Sejatinya setiap manusia berpeluang melakukan kesalahan. Siapapun itu. Namun terkadang, ada saja oknum atau pihak yang selalu memanfaatkan situasi ini untuk sebuah kepentingan. Terlepas kepentingan itu untuk diri sendiri atau kelompok.
Belum terlalu lama, tersebar dengan cepatnya berita kesalahan pembacaan teks pancasila oleh pemimpin daerah yang dalam hal ini adalah gubernur Sulawesi Barat (Sulbar), Ali Baal Masdar pada saat menjadi inspektur upacara pada peringatan hari Sumpah Pemuda di kantor Gubernur Sulbar, Mamuju, senin (30/10/2017) yang diikuti oleh serangkaian berita penjelasan (14/11/2017) dan pengklarifikasian kesalahan tersebut (22/11/2017) yang menyisakan stigma negatif hingga saat ini.
Berbagai media dengan fasihnya menyiarkan berita tersebut dengan judul yang begitu heboh dan kontroversi. Membuat masyarakat ikut terbawa dan ikut menyebarkan berita tersebut. Bahkan anehnya, tak sedikit mahasiswa juga yang terpancing dan terbawa dengan pemberitaan tersebut dan mulai ikut-ikut menghakimi sampai pada puncaknya melakukan demo di kantor DPRD Sulbar untuk mendesak gubernur minta maaf (21/11/2017).

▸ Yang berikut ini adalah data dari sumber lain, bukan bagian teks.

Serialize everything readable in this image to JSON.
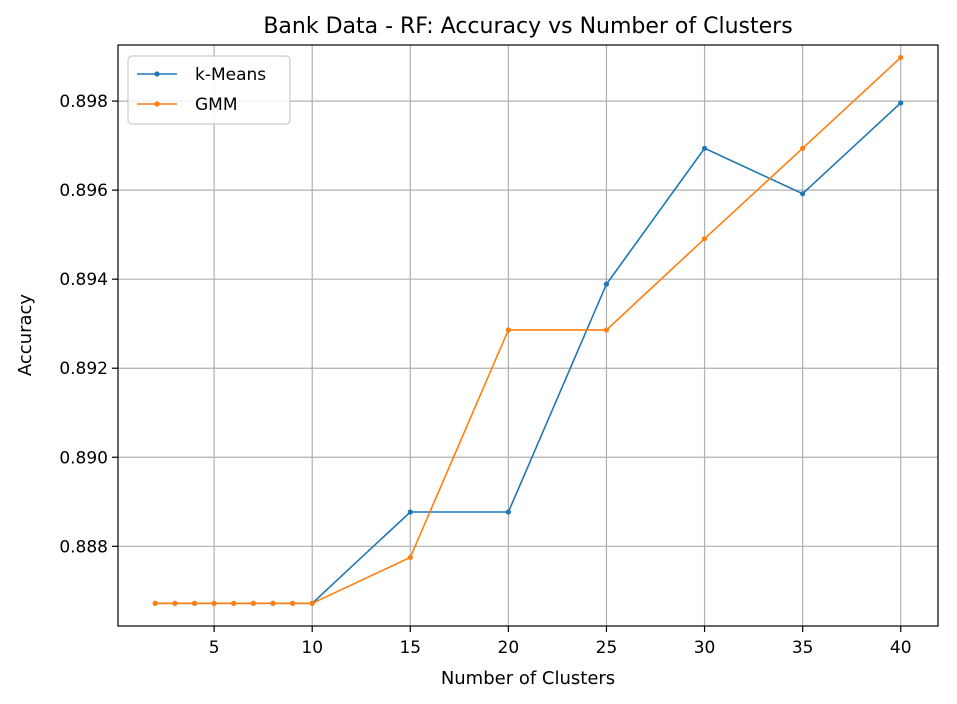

Efek pemberitaan tersebut berimbas pada semua elemen yang berkaitan dengan Sulbar terutama mahasiswa rantau yang sedang menimbah ilmu di kota lain. Ada kesan yang tidak baik terbangun dan ini yang menjadi keresahan kami segelintir mahasiswa rantau yang berada dalam naungan organisasi IPMA (Ikatan Pelajar Mahasiswa) Sulbar Bandung untuk ikut meluruskan.

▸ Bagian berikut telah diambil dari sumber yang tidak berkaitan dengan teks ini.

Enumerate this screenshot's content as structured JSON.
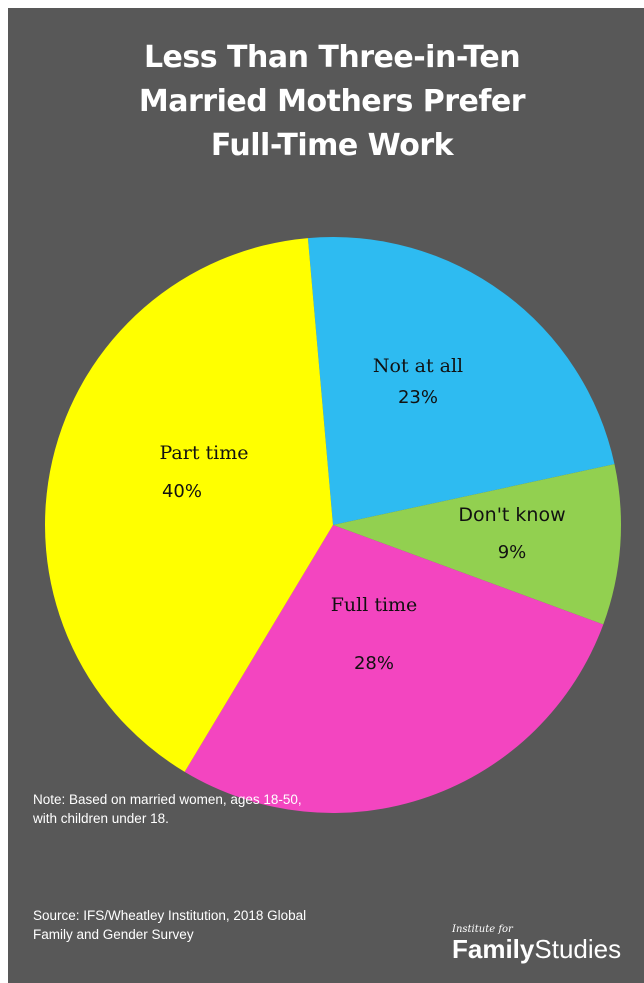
{
  "title_lines": [
    "Less Than Three-in-Ten",
    "Married Mothers Prefer",
    "Full-Time Work"
  ],
  "chart_data": {
    "type": "pie",
    "slices": [
      {
        "label": "Not at all",
        "value": 23,
        "value_label": "23%",
        "color": "#2EBBF1"
      },
      {
        "label": "Don't know",
        "value": 9,
        "value_label": "9%",
        "color": "#92D050"
      },
      {
        "label": "Full time",
        "value": 28,
        "value_label": "28%",
        "color": "#F345C0"
      },
      {
        "label": "Part time",
        "value": 40,
        "value_label": "40%",
        "color": "#FFFF00"
      }
    ]
  },
  "note": {
    "line1": "Note: Based on married women, ages 18-50,",
    "line2": "with children under 18."
  },
  "source": {
    "line1": "Source: IFS/Wheatley Institution, 2018 Global",
    "line2": "Family and Gender Survey"
  },
  "logo": {
    "top": "Institute for",
    "bold": "Family",
    "light": "Studies"
  }
}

Mari kita analisa bersama dengan kepala dingin dan hati yang terbuka. Pertama yang harus diketahui bersama bahwa kesalahan pembacaan teks Pancasila oleh Gubernur Sulbar telah diakuinya. Kedua, penjelasan mengenai kesalahan tersebut bukanlah sebuah alibi, hanya penyampaian pemikiran yang itu adalah hak untuk berpendapat. Ketiga, tidak ada rencana atau keinginan untuk merubah pancasila.
“Mahasiswa adalah agent of control yang dalam hal ini seharusnya memberikan penjelasan yang mencerdaskan terhadap masyarakat agar paham, bukan malah ikut panas dan terpancing hanya karena gagal memahami berita” ungkap ketua IPMA Sulbar, Muhammad Nur Imam DJ.
Mari sebagai mahasiswa memberikan penjelasan yang baik kepada masyarakat, jangan mudah terprovokasi. Mahasiswa ini adalah harapan bangsa, jangan sampai ikut menghancurkan bangsa karena ucapan atau tindakan sebelum berpikir.
Terakhir, kami berharap kepada semua pemimpin agar kiranya lebih profesional dan menghindari menggunakan kalimat atau kata yang multitafsir karena bisa menjadi sumber pemberitaan keliru.